The three circumambulations circuits give witness and maintain the vital position of the Jokhang Temple. The temple is not only a palace where the Buddha Bronze statue and holly articles are offered but also the reflection of the Esoteric Buddhism about the ideal of the universe, namely the Mandala.
Magyia Ngami Restaurant
Now Bakhor Street refers to a larger area including the entire district around the Jokhang Temple, which is the well-preserved old city zone. Legend in Bakhor Street, there is a place, which the visitors can't miss: the Magyia Ngami Restaurant. Most of the buildings in the street are white, except the yellow two-storey at the southeastern corner of Barkor Street. It was the secret palace of the 6th Dalai Lama Cangyand Gyamco.

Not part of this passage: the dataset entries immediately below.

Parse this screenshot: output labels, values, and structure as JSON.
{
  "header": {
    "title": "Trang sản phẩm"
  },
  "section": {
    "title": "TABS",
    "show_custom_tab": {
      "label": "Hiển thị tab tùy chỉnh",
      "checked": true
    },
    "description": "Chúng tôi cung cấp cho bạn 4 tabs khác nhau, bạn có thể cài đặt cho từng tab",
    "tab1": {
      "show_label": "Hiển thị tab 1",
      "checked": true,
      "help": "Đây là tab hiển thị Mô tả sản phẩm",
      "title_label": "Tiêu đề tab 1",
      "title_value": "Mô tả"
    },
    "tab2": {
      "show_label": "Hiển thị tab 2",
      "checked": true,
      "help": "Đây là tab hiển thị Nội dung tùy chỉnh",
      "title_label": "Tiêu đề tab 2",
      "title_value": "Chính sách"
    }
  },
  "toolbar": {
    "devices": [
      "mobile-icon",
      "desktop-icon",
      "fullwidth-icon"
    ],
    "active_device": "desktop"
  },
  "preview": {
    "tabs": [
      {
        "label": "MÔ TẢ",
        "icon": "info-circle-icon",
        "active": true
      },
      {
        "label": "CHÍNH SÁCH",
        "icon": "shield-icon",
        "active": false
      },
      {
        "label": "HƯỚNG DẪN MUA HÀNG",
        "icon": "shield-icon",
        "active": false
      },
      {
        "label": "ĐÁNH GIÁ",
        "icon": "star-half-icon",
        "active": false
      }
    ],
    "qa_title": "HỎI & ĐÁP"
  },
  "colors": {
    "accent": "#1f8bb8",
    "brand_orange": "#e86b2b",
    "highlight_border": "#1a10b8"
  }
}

There he wrote the famous poem from the top of high mountains in the east, "Whenever the bright moon rose, from the top of high mountains in the east, the pretty young girl's face rises in my mind." "Pretty young girl" means Magyia Ngami in Tibetan. Now the Magyia Ngami Restaurant is a bar with a good taste in art.
On its wall hang works of painting, photographs, and handicrafts and on the shelf, there is an original edition of works by Kafka and Eliot.
In the downtown of Lhasa
How to Get There?
Bus 5, 6, 9, 25 to Health Care Hospital
Don’t stroll in the Bakhor Street too late. Every day after 6 o’clock the Bakhor Street will turn to a fair trade market, mainly selling small articles of everyday use.
- Second-hand goods: For some unknown reasons, the stall keepers in the Bakhor Street firmly believe that second-hand goods can be sold at a high price, so they will show you new articles while telling you they are second-handed. In fact, that’s only a way of deciding the value, which will not indicate any problem about their judgment.
- Bargain: When shopping in the Bakhor Street, visitors shall learn to bargain with the stall keepers. The stall keepers will charge quite differently for the same article, usually by ten times. Don’t make the final decision before inquiring several shops. The quality of the same goods differ greatly, especially the Dzi Beads from Heaven.
- Discounts: According to the ancient customs, every day the Tibetan stall keepers will offer discounts to the first and the last buyers. Besides, the stall keeper will tap the money, charged from the buyers, on the goods as a way of inviting the God of Wealth.